Niveau de preuve Valorian

  • Qualité des preuves(4/5)

    Les données reposent désormais sur une grande étude de cohorte publiée dans The BMJ, complétée par des essais cliniques, des analyses de pharmacovigilance et plusieurs revues de la littérature. Le signal est cohérent, mais les preuves restent essentiellement observationnelles.

  • Applicabilité clinique(4/5)

    Les résultats sont directement utiles en pratique pour informer les patients, reconnaître un effluvium télogène et éviter des interruptions injustifiées de traitement.

  • Niveau de certitude sur la causalité(2/5)

    L'association est bien établie, mais la responsabilité directe des agonistes du GLP-1 n'est pas démontrée. Les mécanismes impliquant la perte de poids rapide, les modifications nutritionnelles et le stress métabolique restent les explications les plus plausibles.

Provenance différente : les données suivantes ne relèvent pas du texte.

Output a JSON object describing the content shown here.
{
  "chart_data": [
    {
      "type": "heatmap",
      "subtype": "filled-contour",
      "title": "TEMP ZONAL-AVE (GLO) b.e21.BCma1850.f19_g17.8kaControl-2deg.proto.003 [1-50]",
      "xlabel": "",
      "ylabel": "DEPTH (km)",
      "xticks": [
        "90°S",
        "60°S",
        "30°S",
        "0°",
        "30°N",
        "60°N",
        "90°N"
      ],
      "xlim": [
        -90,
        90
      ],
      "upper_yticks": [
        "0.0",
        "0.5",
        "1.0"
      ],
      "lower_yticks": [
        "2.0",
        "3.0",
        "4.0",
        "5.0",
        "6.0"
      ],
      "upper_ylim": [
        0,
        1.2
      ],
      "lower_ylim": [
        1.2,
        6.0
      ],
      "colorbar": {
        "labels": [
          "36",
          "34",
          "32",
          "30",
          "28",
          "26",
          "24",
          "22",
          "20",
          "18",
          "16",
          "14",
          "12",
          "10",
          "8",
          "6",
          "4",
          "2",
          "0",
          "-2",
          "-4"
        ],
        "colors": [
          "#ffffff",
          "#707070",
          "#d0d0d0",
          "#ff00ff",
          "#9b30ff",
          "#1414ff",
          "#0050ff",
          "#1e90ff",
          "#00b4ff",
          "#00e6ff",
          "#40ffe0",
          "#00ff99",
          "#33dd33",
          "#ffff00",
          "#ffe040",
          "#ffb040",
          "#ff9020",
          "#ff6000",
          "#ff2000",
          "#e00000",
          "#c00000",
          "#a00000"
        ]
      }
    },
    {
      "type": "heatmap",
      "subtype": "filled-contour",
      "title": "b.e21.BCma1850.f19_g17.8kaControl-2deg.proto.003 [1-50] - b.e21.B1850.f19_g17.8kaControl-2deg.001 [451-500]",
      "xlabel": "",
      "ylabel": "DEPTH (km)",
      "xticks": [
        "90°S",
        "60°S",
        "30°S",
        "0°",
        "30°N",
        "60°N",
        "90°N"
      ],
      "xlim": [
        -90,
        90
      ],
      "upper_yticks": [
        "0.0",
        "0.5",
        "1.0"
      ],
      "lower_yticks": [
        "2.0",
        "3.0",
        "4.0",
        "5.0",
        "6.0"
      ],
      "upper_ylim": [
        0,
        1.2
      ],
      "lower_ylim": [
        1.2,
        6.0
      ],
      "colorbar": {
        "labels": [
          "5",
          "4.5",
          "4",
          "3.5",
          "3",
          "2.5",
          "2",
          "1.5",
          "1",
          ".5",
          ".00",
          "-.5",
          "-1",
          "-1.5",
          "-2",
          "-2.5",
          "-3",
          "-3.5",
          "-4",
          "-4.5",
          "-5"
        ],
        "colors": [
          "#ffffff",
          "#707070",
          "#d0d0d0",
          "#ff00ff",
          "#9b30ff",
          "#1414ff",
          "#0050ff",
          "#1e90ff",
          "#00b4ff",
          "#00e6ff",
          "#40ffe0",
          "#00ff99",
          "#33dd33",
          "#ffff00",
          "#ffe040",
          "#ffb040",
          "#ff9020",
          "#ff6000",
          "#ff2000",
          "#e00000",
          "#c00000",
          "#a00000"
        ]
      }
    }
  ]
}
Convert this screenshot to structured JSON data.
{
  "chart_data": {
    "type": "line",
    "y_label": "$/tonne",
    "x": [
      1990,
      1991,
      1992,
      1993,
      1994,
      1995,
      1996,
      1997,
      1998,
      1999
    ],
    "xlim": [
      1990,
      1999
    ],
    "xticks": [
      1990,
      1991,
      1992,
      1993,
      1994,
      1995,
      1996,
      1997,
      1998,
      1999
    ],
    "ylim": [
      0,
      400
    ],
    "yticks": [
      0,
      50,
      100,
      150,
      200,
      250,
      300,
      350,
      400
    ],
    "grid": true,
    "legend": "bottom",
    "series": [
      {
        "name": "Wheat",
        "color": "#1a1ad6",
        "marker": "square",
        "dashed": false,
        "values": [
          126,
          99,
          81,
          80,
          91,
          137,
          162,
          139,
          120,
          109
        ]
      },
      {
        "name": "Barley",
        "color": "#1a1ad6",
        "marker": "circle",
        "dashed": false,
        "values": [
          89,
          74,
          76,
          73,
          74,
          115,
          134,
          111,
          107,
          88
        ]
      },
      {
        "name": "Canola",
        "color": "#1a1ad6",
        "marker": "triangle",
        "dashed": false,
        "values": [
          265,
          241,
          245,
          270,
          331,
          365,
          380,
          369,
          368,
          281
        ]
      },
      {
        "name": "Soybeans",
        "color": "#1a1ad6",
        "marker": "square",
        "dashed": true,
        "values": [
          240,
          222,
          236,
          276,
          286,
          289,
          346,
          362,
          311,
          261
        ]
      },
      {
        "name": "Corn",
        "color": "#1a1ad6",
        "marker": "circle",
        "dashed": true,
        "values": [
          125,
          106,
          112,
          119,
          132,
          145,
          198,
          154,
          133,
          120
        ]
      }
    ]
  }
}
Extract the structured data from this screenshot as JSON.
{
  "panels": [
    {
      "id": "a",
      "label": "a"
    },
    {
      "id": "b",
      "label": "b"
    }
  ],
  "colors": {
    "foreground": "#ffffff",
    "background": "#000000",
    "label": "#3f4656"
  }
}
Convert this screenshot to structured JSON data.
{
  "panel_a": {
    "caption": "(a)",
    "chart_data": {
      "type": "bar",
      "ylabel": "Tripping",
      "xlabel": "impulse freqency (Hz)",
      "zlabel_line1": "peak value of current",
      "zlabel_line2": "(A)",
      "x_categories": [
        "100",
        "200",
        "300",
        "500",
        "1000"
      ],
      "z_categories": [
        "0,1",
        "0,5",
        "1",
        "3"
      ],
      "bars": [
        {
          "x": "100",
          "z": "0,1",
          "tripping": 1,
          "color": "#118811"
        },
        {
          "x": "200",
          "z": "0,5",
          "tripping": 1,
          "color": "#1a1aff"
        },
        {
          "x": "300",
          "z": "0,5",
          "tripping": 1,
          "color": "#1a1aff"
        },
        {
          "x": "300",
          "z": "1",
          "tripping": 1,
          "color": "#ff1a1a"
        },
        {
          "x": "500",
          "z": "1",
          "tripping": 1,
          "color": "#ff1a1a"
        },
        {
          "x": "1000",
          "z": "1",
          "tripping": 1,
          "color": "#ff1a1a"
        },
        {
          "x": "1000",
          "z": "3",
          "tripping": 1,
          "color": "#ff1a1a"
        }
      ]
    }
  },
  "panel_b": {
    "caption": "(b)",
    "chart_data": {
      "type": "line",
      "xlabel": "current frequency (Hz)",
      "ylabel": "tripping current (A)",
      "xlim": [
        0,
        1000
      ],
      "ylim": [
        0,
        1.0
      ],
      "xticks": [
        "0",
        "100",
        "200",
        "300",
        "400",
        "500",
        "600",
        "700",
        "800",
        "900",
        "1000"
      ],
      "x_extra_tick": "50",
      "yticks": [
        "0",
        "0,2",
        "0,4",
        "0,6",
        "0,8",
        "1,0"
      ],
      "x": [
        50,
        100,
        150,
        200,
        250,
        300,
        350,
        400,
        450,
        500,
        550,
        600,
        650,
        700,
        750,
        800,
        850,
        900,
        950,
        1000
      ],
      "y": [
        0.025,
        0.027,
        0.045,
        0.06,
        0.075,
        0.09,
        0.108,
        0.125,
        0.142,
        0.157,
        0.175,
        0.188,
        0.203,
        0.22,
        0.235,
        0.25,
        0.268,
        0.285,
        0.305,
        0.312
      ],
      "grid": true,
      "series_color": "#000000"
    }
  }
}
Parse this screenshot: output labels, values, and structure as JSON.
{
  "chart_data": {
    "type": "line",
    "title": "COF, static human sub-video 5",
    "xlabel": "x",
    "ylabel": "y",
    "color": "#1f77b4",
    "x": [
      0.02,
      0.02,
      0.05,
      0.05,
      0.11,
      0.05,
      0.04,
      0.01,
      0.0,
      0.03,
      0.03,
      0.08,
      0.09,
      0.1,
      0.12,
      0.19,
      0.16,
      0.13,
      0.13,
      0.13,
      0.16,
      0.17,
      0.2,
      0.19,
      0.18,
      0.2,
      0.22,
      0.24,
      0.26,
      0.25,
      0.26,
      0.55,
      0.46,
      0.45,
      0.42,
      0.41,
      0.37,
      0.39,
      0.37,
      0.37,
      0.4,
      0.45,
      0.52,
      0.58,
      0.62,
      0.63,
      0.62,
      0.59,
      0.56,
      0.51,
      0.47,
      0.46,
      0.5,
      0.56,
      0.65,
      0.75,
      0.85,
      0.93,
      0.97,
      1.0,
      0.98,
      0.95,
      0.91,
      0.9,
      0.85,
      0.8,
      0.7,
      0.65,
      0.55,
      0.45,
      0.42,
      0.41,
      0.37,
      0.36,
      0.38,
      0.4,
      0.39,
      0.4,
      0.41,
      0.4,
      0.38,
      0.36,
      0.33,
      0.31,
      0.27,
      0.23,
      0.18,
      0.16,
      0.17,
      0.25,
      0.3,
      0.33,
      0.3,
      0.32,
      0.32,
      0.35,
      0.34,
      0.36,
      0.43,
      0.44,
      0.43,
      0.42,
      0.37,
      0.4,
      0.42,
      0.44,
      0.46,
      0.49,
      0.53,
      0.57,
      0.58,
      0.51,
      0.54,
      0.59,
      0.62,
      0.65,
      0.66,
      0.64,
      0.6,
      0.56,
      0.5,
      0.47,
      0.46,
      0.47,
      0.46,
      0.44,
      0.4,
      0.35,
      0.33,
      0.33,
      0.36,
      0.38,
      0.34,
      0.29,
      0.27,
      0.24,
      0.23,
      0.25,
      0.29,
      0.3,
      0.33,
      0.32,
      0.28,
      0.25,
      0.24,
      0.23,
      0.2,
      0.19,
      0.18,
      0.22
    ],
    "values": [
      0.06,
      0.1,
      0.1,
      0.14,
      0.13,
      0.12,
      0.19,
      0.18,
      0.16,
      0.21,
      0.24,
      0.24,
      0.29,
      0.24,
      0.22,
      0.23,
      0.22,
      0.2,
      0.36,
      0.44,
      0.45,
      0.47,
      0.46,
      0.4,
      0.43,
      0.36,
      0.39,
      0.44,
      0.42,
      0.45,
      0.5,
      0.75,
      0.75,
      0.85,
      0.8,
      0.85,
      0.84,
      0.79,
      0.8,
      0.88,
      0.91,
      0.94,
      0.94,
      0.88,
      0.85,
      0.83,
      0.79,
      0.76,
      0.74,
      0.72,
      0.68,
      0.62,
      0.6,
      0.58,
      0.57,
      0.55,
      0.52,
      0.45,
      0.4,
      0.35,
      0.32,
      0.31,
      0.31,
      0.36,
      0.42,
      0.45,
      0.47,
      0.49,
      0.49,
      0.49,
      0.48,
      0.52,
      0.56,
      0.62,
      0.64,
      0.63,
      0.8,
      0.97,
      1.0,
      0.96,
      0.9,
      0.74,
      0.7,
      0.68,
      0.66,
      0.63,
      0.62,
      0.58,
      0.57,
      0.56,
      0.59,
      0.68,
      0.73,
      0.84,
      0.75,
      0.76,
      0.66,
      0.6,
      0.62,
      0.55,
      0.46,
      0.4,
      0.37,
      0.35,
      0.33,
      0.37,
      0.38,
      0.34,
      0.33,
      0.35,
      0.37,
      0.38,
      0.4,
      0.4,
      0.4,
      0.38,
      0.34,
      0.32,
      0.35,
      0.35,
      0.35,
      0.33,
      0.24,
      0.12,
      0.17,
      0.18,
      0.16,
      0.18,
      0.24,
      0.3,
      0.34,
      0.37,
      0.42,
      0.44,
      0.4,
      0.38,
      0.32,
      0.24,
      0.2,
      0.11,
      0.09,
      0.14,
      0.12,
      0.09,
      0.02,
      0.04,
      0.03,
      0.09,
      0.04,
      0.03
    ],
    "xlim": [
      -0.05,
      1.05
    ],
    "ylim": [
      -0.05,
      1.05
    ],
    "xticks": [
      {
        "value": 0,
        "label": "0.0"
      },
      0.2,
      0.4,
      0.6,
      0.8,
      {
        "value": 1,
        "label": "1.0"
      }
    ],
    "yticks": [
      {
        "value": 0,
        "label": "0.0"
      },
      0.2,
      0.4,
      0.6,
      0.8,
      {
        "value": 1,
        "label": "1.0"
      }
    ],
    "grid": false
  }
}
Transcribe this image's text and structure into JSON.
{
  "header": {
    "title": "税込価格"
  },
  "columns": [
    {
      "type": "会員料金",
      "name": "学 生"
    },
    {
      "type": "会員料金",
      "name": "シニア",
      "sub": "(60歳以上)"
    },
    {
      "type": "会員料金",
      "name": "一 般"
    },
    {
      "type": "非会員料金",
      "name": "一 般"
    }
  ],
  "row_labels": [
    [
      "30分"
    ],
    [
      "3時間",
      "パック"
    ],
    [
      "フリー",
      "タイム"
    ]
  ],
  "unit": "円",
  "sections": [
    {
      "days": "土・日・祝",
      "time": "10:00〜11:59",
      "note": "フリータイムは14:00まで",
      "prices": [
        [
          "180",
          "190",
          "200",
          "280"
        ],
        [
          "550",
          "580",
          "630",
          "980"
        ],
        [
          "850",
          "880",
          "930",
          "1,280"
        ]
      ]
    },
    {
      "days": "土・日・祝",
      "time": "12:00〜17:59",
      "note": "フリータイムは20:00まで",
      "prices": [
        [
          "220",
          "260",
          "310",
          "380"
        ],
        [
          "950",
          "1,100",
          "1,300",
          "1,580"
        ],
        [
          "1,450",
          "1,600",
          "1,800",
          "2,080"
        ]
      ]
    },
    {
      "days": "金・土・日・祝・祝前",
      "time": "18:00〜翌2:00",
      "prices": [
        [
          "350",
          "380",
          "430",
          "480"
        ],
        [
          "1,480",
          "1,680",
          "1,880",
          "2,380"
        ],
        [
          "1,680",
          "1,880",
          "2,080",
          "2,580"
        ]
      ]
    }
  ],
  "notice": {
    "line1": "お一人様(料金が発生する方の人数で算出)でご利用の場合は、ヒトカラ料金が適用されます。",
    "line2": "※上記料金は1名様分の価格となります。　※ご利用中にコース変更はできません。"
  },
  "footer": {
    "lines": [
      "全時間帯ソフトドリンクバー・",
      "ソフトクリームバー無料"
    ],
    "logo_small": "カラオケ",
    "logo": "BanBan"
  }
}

  • Impact potentiel futur(4/5)

    De futures études prospectives avec évaluation dermatologique et suivi trichologique permettront probablement de mieux distinguer l'effet du médicament de celui de l'amaigrissement et d'identifier les patients les plus à risque.

Références

  1. BMJ (2026). Association of GLP-1 receptor agonists with alopecia in adults with type 2 diabetes: population-based cohort study.
  2. Revue (2026). Hair loss associated with GLP-1 receptor agonists: mechanisms, clinical evidence and management.
  3. American Academy of Dermatology (AAD).
  4. European Academy of Dermatology and Venereology (EADV).

Questions fréquentes

Les médicaments GLP-1 (Ozempic, Wegovy, Mounjaro) font-ils tomber les cheveux ?

Une association statistique existe, mais pas de preuve de causalité directe. La chute est le plus souvent un effluvium télogène lié à la perte de poids rapide, généralement réversible.

Cette chute de cheveux est-elle définitive ?

Non. Il s'agit d'une alopécie non cicatricielle : le follicule reste vivant et la repousse est généralement possible une fois la situation métabolique stabilisée.

Faut-il arrêter le traitement en cas de chute de cheveux ?

Dans la majorité des cas, non. Les bénéfices métaboliques et cardiovasculaires dépassent souvent le risque d'une chute temporaire. Toute décision doit être individualisée avec le médecin.

Comment limiter la chute de cheveux sous GLP-1 ?

Assurer un apport protéique suffisant, éviter une restriction calorique excessive, dépister et corriger les carences (fer, zinc, vitamine D, B12) et consulter rapidement en cas de chute importante.